Price signals can only influence demand and supply if they actually reach economic agents and if those economic agents have the opportunity to respond to them. In Russia, energy intensity increased by 30% between 1990 and 1998, while energy prices also increased tremendously (IEA, 1997b, p. 50)14. Experience shows that it takes time for economic agents to adjust their behaviour to new price signals, not only because of capital stock turnover, but also because consumers often do not have an accurate knowledge of their energy consumption, or the technical capacity to reduce it. Various types of energy market reforms and the pace of energy price reforms are designed to create and clear channels for market signals to work.
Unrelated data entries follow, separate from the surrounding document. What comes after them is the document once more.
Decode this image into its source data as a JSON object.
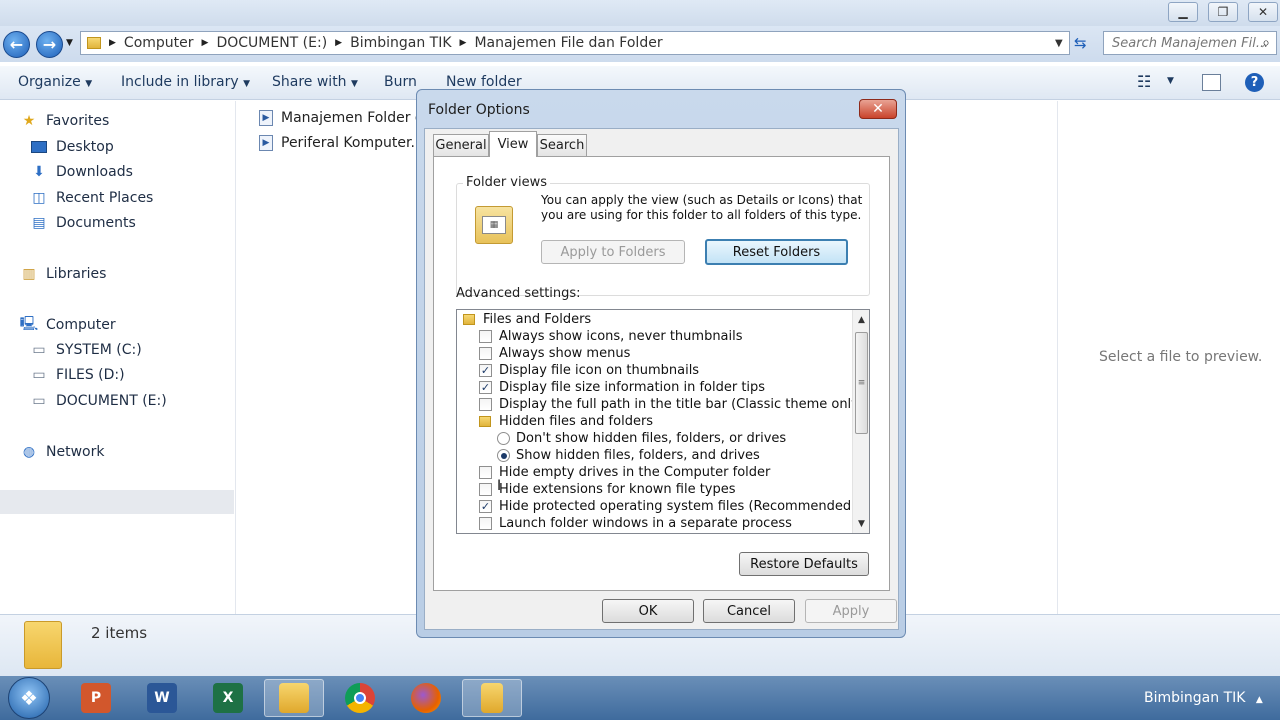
{
  "explorer": {
    "address_crumbs": [
      "Computer",
      "DOCUMENT (E:)",
      "Bimbingan TIK",
      "Manajemen File dan Folder"
    ],
    "search_placeholder": "Search Manajemen Fil...",
    "toolbar": {
      "organize": "Organize",
      "include_in_library": "Include in library",
      "share_with": "Share with",
      "burn": "Burn",
      "new_folder": "New folder"
    },
    "sidebar": {
      "favorites": "Favorites",
      "desktop": "Desktop",
      "downloads": "Downloads",
      "recent_places": "Recent Places",
      "documents": "Documents",
      "libraries": "Libraries",
      "computer": "Computer",
      "system_c": "SYSTEM (C:)",
      "files_d": "FILES (D:)",
      "document_e": "DOCUMENT (E:)",
      "network": "Network"
    },
    "files": [
      "Manajemen Folder da",
      "Periferal Komputer.mp"
    ],
    "preview_text": "Select a file to preview.",
    "status_text": "2 items"
  },
  "taskbar": {
    "tray_label": "Bimbingan TIK",
    "apps": [
      "powerpoint-icon",
      "word-icon",
      "excel-icon",
      "explorer-icon",
      "chrome-icon",
      "firefox-icon",
      "folder-options-icon"
    ]
  },
  "dialog": {
    "title": "Folder Options",
    "close_glyph": "✕",
    "tabs": [
      "General",
      "View",
      "Search"
    ],
    "active_tab": "View",
    "folder_views": {
      "label": "Folder views",
      "description": "You can apply the view (such as Details or Icons) that you are using for this folder to all folders of this type.",
      "apply_button": "Apply to Folders",
      "reset_button": "Reset Folders"
    },
    "advanced_label": "Advanced settings:",
    "advanced_items": [
      {
        "type": "folder",
        "label": "Files and Folders"
      },
      {
        "type": "checkbox",
        "checked": false,
        "label": "Always show icons, never thumbnails"
      },
      {
        "type": "checkbox",
        "checked": false,
        "label": "Always show menus"
      },
      {
        "type": "checkbox",
        "checked": true,
        "label": "Display file icon on thumbnails"
      },
      {
        "type": "checkbox",
        "checked": true,
        "label": "Display file size information in folder tips"
      },
      {
        "type": "checkbox",
        "checked": false,
        "label": "Display the full path in the title bar (Classic theme only)"
      },
      {
        "type": "subfolder",
        "label": "Hidden files and folders"
      },
      {
        "type": "radio",
        "checked": false,
        "label": "Don't show hidden files, folders, or drives"
      },
      {
        "type": "radio",
        "checked": true,
        "label": "Show hidden files, folders, and drives"
      },
      {
        "type": "checkbox",
        "checked": false,
        "label": "Hide empty drives in the Computer folder"
      },
      {
        "type": "checkbox",
        "checked": false,
        "label": "Hide extensions for known file types"
      },
      {
        "type": "checkbox",
        "checked": true,
        "label": "Hide protected operating system files (Recommended)"
      },
      {
        "type": "checkbox",
        "checked": false,
        "label": "Launch folder windows in a separate process"
      }
    ],
    "restore_defaults": "Restore Defaults",
    "ok": "OK",
    "cancel": "Cancel",
    "apply": "Apply"
  }
}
It is a difficult policy challenge, and therefore a time-consuming process, to bring prices into line with real costs. This is true both in developing countries, where the poor pay a high cost for low-quality energy services (or a low cost that is heavily subsidized) and in developed countries. Although data on energy subsidies are incomplete, partly because such support is difficult to identify and measure, some evidence indicates that subsidies on coal production, including transfers from both consumers and taxpayers, are declining in a number of OECD and developing countries. Recent data suggest that the total producer subsidy estimates for the coal production of Germany, UK, Spain, Belgium, and Japan, which amounted to over US$13 billion at the beginning of the 1990s, had declined to less than US$7 billion by 1996 (OECD, 1998a, 1998b). In addition, case studies in the energy supply sector identified the following areas for potential subsidy reforms: removal of coal-producer grants and price supports; reforming subsidies to investment in the energy supply industry; and regulatory reform to eliminate non-tariff barriers to the energy trade (OECD, 1997a, 1997b).
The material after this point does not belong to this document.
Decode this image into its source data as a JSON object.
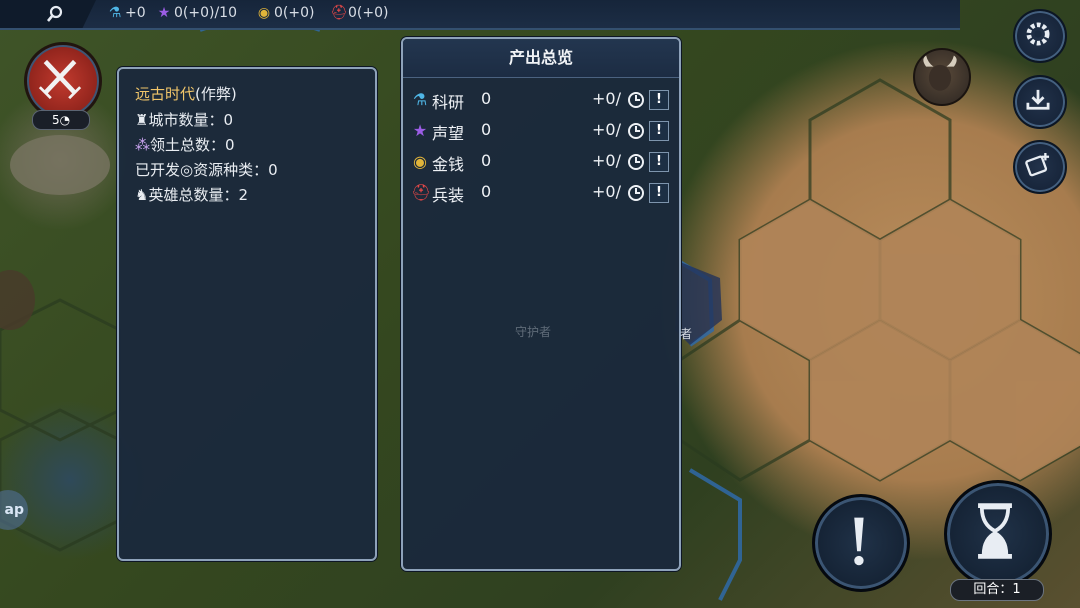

An IEA (1999b) analysis of fossil energy subsidies in China, Russia, India, Indonesia, Iran, South Africa, Venezuela, and Kazakhstan–which accounted for 27.5% of the world’s total energy demand in 1997–claimed that removing such subsidies would lower CO2 emissions by 16% in these countries, amounting to a 4.6% reduction in global emissions15.
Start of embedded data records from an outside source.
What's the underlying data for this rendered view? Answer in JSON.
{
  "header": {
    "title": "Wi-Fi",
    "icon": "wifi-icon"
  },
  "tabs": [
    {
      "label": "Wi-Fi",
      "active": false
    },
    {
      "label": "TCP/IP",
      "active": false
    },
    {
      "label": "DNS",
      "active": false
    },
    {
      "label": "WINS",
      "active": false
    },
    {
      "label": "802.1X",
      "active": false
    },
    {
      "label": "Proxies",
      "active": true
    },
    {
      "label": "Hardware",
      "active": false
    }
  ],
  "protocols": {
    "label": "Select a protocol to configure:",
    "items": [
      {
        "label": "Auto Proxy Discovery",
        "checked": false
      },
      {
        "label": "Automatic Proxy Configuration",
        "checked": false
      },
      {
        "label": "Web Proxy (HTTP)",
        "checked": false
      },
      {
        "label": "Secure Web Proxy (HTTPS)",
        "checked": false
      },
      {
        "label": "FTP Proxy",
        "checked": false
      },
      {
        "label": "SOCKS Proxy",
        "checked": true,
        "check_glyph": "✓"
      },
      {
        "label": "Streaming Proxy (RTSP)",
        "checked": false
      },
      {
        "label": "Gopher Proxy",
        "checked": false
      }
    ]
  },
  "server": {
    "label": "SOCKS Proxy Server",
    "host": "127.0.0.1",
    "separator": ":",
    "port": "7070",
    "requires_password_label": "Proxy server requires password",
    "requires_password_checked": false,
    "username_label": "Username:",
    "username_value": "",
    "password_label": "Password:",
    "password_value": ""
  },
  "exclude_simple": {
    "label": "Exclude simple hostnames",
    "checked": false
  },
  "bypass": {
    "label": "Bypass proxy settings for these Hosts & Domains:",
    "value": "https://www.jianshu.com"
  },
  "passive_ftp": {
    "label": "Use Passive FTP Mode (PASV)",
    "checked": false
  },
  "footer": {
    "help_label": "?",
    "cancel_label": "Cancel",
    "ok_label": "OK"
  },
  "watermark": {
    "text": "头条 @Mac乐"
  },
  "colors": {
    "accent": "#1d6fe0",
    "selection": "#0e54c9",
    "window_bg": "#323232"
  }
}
The transport sector–to give an important example–is another sector that receives subsidies detrimental to the environment. Transport is indirectly subsidized through infrastructure financing and through tax benefits, which enhance the transport volume. According to Shelby et al. (1997), energy subsidies were higher than those to transportation for the OECD area. They also found for the USA that larger CO2 savings could be achieved through reform of indirect rather than direct transport subsidies, such as free parking and supporting the highway infrastructure. Reform policies to internalize external the effects will, according to one study, probably lower sector-wide emissions by 10–15% (OECD, 1997c)16. These findings are in line with the results from other work on internalizing the external cost of transportation (ECMT, 1998). The same studies also indicate that local communities can better carry out policy reform in the transport sector, because transport subsidies may originate at the local level and local communities are more likely to value other ancillary benefits through policy reform (OECD, 1997c; ECMT, 1998). The transport sector is only mentioned as an example, because it is responsible for a large share of the national emissions in many countries17.